Jülich Supercomputing Center
Unlocking the Secrets of the Human Brain

Background
Germany’s Forschungszentrum Jülich is a large interdisciplinary research center focused on developing solutions that will have a direct impact on society in the areas of health, energy and information technology. Forschungszentrum Jülich hosts the Jülich Supercomputing Centre, one of Europe’s most powerful supercomputing resources, enabling scientists and engineers around the world to solve highly challenging and complex problems across a broad range of fields and disciplines.

Neuroscience is among the increasingly important research focus areas at Forschungszentrum Jülich, and researchers at Jülich are undertaking a new approach to advanced neuroscience research aimed at combating a number of neurological diseases.

Challenge
Autism, multiple sclerosis and Alzheimer’s disease are among the most debilitating neurological diseases affecting millions of individuals worldwide. While much progress has been made to advance understanding of these serious ailments, researchers continue to search for better treatments and cures.

Unlocking the mysteries behind these neurological disorders requires an intimate understanding of the structure and inner-workings of the human brain, its network of 100 billion neurons, and the short- and long-distance interconnections of each of these neurons throughout all the different sections of the brain.
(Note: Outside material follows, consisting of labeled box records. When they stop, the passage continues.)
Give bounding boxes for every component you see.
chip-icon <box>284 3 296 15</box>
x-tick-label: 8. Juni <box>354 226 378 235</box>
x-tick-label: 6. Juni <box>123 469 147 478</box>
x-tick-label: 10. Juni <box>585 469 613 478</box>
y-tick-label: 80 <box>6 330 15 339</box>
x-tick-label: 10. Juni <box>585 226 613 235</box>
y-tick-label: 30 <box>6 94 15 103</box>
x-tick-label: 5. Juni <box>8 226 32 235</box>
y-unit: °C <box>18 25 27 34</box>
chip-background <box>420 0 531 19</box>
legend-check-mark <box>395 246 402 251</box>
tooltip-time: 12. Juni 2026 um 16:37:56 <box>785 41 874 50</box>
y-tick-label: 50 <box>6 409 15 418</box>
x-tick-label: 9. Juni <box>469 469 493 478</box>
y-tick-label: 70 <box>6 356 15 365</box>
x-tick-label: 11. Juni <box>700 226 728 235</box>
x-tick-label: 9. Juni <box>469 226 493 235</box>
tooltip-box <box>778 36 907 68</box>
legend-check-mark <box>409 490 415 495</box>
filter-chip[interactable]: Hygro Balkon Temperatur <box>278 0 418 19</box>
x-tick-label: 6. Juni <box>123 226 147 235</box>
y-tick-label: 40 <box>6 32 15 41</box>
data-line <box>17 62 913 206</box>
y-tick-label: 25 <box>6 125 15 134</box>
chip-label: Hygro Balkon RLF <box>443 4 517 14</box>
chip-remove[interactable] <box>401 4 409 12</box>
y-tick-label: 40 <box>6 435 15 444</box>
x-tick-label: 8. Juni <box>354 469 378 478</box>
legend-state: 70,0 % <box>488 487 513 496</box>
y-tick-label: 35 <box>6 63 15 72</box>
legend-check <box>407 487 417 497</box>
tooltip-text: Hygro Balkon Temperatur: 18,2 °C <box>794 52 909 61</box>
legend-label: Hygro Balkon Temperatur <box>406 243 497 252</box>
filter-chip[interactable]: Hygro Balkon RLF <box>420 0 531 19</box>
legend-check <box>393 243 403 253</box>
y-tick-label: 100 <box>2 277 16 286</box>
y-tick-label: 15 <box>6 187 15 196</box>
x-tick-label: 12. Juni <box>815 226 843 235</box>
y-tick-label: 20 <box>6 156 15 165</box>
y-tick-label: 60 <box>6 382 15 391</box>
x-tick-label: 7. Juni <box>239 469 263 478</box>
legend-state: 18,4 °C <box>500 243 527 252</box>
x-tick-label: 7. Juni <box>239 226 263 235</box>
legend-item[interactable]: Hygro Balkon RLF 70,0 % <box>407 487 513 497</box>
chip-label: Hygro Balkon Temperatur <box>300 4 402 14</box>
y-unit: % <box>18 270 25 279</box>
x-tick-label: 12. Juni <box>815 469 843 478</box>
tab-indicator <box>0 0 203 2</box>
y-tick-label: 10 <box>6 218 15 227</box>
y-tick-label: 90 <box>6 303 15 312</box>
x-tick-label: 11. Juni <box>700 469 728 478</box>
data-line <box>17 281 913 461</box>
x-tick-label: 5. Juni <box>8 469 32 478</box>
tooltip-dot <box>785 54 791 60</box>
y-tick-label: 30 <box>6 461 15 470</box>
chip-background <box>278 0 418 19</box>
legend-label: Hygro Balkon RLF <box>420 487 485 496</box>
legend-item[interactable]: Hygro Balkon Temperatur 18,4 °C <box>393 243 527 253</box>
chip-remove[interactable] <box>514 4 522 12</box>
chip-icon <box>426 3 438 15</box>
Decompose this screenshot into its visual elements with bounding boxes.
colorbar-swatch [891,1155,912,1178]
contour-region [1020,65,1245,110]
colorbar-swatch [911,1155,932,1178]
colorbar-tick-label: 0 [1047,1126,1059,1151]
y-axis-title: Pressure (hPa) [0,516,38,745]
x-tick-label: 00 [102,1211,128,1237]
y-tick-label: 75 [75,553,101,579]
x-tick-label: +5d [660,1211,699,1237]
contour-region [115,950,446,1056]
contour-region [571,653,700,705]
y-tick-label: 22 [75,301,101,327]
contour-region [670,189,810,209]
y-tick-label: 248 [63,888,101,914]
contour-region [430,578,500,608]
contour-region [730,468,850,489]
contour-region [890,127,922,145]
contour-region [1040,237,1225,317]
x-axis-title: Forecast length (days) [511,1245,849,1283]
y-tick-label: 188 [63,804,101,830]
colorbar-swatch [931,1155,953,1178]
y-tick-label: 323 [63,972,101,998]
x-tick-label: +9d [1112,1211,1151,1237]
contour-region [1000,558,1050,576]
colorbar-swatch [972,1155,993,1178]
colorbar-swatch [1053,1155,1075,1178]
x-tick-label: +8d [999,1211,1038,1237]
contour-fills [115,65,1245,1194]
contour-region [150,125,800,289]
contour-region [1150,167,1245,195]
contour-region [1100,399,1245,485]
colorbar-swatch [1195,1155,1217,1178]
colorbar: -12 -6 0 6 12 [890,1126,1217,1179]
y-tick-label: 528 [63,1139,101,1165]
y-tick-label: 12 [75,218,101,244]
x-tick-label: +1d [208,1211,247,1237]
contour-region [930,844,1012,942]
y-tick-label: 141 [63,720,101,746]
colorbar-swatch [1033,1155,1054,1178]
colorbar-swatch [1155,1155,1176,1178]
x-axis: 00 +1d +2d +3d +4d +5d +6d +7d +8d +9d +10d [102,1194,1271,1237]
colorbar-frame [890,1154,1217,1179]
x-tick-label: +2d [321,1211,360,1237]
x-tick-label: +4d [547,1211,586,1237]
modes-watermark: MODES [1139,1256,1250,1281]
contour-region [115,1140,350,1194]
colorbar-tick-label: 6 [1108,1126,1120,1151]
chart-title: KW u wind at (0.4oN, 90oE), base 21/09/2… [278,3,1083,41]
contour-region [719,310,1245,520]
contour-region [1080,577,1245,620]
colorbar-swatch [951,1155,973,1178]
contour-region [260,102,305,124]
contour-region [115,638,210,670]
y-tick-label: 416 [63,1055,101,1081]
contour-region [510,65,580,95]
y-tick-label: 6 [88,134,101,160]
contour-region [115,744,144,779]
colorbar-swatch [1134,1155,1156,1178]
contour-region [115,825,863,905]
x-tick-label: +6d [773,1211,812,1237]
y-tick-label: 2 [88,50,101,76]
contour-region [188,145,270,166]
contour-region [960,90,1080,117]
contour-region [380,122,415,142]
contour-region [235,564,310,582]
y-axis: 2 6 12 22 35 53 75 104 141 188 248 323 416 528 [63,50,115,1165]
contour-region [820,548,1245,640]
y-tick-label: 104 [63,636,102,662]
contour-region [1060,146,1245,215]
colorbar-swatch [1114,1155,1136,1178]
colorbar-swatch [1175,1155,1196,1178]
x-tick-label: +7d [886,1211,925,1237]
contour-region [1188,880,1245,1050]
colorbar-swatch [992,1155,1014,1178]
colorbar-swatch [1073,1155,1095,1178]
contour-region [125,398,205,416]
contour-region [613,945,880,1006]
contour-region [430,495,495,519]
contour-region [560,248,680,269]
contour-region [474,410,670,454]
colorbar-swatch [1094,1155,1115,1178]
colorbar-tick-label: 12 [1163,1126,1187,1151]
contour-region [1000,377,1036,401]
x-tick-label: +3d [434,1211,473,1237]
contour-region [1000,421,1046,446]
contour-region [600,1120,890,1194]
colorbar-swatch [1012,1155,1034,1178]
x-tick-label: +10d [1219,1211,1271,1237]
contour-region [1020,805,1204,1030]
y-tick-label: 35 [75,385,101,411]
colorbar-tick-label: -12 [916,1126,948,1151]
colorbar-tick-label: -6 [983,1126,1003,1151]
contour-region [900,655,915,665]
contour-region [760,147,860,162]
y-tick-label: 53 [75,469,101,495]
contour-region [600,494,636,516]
One way to study the structure and function of the brain is to develop sophisticated computer models. However, creating a realistic model with the required precise level of detail

is an extremely complex and intricate process requiring tremendous computational resources.

Solution
Researchers from the Jülich Institute of Neuroscience and Medicine (INM-1) took a unique approach to creating an accurate highly detailed computer model of the human brain by combining a vast collection of data sets. These included images of histologic sections (microscopic tissue) and magnetic resonance images.

They also utilized images from an advanced 3D polarized light imaging (3D-PLI) technique developed at INM-1, which provides highly detailed information about the direction and the inclination of nerve fiber tracts in the brain at a sub-millimeter resolution.

INM-1 leveraged Jülich’s GPU-accelerated supercomputers to build the computer model, including the 206-node Jülich Dedicated GPU Environment (JuDGE) system, which is equipped with NVIDIA® Tesla® GPUs.

GPUs enabled researchers to accelerate by as much as 50x the reconstruction of the histologic brain sections, and to render a high-definition, structurally accurate and realistic model of the human brain.

Impact
Once fully developed, the 3D model of the brain developed by Jülich will give researchers a previously unattainable level of visibility into brain architecture, function and interconnections, with levels of detail never before available to neuroscientists.

It is expected to shed new light on the causes of some of the most serious and debilitating neurological diseases, which may ultimately lead to new and more effective treatments.

Jülich plans to leverage key learnings from its neuroscience  research as a blueprint for other advanced GPU-accelerated research across a range of other scientific fields.